Os ambientes competitivos e colaborativos, que essencialmente marcavam estes universos, já não são as categorias dominantes dos mundos virtuais. Existem hoje espaços para os quais os utilizadores “migraram”, onde estudam, trabalham, “vivem”… O Second Life é um exemplo da importância dos mundos virtuais nos dias de hoje. É urgente compreender o porquê desta “migração” e como se caracterizam socialmente estes espaços. E a importância destes universos é evidente quando há embaixadas de países (como a Suécia) a abrirem no Second Life, universidades a leccionar neste espaço, lojas a facturarem nestes ambientes, utilizadores que são pagos para jogar… e milhares e milhares de dólares (bem reais) movimentados diariamente nestes universos. Dos tradicionais RPG’s como o World of Warcraft ao Second Life, do Entropia Universe ao Habbo Hotel, passando pelo There.com ou pelo Active Worlds. A estrutura do tradicional jogo de computador alterou-se. Os objectivos modificaram-se e adequaram-se à mudança de paradigma da comunicação. Independentemente do género (ou da tipologia), hoje falamos em mundos virtuais “habitados”. A partilha do espaço, do tempo, o sentido de presença e as ferramentas de comunicação tecnologicamente mais avançadas e orientadas ao utilizador e à comunicação criaram comunidades virtuais com impacto económico e político no mundo real.
O fenómeno dos ambientes 3D na rede que propiciam experiências imersivas e a crescente adesão a estes universos alternativos tem sido uma nota dominante na evolução da Cibercultura, imprimindo-lhe um carácter sócio-cultural próprio. Estes agrupamentos humanos na e em rede são um fenómeno que se traduz numa nova forma de cultura, que implica uma (re)configuração do espaço social e amplia a desterritorialização da sociedade. Efectivamente, a Internet veio introduzir a metamorfose do conceito de território, que surge como fruto da construção de sistemas de representação partilhados e simbólicos de dinâmicas sociais. O que se propõe neste trabalho é compreender as novas relações sociais e formas de identidade que surgem nos mundos virtuais. Será que na realidade dos universos virtuais emergem novas relações e práticas sociais?
Ainda que virtual, o ciberespaço existe e produz efeitos. Logo, a proposta passa por analisar os conceitos de mundo virtual, virtualização dos espaços público e privado, identidade e cultura e compreender de que forma é que estas noções se adaptam às novas condições criadas pelo ciberespaço. Neste sentido, pretende-se compreender como é que estes espaços intermédios – já que não estão desligados do chamado mundo offline – criam novas formas de sociabilidade e como é que se estabelecem novas práticas sociais.
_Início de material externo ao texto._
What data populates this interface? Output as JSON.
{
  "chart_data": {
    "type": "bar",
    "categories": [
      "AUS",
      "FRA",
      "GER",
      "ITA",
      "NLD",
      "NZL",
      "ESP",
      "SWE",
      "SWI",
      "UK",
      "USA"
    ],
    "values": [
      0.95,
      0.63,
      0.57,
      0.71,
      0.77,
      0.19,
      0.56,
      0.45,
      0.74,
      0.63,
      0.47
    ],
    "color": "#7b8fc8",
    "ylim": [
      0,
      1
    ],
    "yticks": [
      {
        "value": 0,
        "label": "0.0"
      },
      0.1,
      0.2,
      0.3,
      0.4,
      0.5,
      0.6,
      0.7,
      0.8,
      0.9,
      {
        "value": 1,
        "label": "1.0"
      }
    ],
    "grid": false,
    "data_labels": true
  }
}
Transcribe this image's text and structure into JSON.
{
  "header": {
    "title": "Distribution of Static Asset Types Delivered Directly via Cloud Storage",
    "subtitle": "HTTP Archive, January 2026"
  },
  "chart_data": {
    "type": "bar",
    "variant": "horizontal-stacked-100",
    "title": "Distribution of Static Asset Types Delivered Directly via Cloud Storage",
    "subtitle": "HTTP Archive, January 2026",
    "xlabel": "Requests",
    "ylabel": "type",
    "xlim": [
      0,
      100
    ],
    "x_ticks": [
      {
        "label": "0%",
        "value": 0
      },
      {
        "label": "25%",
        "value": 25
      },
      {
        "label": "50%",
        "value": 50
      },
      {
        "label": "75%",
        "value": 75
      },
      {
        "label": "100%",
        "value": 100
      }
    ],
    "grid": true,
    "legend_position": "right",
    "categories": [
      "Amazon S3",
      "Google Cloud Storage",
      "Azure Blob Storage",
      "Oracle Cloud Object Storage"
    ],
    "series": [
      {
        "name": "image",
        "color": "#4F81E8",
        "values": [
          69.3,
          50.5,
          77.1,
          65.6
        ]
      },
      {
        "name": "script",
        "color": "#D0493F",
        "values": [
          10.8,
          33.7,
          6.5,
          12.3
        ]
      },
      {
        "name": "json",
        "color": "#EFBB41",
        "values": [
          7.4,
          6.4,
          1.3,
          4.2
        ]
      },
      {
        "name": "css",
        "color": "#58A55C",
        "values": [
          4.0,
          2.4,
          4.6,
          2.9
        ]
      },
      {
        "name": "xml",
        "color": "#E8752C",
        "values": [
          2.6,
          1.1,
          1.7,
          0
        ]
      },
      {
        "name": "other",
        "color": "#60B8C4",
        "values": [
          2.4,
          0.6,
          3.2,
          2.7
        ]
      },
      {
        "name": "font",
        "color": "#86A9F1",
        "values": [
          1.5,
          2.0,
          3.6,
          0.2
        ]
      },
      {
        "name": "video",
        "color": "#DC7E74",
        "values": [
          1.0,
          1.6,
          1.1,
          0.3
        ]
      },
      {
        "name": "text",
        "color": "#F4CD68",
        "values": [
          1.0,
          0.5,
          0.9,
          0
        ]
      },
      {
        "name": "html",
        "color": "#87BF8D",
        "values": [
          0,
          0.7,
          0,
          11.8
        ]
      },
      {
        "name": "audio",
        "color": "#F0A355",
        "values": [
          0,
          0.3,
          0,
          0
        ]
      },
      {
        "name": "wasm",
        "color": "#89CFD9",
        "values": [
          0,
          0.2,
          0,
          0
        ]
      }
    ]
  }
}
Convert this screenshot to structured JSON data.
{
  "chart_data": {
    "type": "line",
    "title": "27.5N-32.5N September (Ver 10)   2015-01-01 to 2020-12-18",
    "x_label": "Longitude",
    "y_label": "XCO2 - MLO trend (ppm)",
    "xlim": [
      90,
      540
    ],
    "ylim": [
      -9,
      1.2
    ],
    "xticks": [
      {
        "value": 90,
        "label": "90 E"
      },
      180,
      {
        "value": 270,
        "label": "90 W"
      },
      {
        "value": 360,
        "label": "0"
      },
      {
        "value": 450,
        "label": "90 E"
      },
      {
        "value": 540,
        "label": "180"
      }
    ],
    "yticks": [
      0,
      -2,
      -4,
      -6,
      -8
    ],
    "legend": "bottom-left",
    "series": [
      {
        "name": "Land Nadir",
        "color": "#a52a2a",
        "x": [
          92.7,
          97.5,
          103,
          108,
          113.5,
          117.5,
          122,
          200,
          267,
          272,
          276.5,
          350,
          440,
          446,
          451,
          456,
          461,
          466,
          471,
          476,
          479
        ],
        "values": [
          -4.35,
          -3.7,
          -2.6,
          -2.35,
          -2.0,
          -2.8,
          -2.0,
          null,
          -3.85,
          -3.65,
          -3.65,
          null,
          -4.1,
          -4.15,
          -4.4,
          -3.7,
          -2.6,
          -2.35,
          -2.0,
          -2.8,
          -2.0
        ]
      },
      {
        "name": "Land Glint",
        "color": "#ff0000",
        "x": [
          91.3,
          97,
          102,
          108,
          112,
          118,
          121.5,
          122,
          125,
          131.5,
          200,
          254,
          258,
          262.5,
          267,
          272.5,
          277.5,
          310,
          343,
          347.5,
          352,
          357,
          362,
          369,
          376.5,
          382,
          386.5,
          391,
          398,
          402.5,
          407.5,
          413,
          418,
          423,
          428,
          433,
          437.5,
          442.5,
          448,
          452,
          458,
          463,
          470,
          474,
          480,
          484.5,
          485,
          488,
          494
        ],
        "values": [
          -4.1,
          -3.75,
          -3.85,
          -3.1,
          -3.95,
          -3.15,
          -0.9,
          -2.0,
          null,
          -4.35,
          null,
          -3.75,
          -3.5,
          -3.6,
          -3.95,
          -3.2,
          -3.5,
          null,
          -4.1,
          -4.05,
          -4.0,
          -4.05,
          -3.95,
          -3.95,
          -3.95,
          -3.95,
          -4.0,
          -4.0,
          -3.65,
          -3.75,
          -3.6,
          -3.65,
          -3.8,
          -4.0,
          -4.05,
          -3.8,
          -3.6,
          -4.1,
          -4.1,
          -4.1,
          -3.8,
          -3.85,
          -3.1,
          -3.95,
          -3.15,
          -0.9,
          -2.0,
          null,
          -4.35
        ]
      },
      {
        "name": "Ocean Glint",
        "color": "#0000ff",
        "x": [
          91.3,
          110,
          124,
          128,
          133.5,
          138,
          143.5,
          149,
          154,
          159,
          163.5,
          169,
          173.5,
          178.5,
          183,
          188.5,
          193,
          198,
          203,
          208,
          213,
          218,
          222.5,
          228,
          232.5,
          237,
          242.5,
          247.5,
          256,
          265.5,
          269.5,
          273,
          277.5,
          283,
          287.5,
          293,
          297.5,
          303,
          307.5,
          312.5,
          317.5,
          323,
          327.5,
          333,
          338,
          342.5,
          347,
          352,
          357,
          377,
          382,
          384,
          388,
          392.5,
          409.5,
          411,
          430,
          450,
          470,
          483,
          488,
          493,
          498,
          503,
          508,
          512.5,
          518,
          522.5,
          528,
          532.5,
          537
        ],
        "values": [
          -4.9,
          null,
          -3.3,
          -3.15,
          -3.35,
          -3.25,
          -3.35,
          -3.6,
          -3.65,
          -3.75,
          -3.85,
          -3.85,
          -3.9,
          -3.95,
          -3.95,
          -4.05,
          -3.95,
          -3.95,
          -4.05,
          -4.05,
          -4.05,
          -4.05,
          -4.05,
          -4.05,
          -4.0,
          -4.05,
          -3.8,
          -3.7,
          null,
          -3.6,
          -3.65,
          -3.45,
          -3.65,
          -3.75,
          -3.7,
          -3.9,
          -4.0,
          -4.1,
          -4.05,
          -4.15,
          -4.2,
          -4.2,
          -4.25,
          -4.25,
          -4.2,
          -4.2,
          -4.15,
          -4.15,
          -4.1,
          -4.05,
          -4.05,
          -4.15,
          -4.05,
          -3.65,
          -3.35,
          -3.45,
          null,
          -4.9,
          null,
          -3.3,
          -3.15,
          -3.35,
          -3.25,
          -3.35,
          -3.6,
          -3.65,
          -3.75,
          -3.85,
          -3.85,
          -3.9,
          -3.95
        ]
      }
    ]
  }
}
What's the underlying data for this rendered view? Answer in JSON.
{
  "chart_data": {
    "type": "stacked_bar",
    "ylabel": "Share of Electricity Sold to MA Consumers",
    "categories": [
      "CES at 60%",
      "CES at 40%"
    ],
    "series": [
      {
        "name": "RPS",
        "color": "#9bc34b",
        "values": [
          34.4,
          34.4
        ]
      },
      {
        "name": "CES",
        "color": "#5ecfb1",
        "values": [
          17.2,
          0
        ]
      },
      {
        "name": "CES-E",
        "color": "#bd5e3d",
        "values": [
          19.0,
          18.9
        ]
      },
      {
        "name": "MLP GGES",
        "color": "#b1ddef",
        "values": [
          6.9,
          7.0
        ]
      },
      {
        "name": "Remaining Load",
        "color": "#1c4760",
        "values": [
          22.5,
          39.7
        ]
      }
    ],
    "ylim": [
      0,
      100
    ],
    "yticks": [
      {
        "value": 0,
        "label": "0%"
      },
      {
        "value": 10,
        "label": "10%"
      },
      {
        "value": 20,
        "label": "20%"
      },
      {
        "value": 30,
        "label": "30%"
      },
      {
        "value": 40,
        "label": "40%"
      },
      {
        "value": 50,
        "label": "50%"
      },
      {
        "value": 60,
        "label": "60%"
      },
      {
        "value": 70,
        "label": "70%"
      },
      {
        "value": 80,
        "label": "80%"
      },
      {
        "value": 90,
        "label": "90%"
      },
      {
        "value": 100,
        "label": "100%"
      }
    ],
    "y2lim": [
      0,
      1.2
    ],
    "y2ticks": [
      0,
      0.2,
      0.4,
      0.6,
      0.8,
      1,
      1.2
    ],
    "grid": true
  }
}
Partindo da premissa de que os mundos virtuais são tecnologias sociais e que ultrapassam os padrões de jogo electrónico, a análise destes ambientes e dos seus agregados será feita excluindo o determinismo territorial das comunidades tradicionais, compreendendo as experiências imersivas e a ainda transposição do real para o virtual (e vice-versa).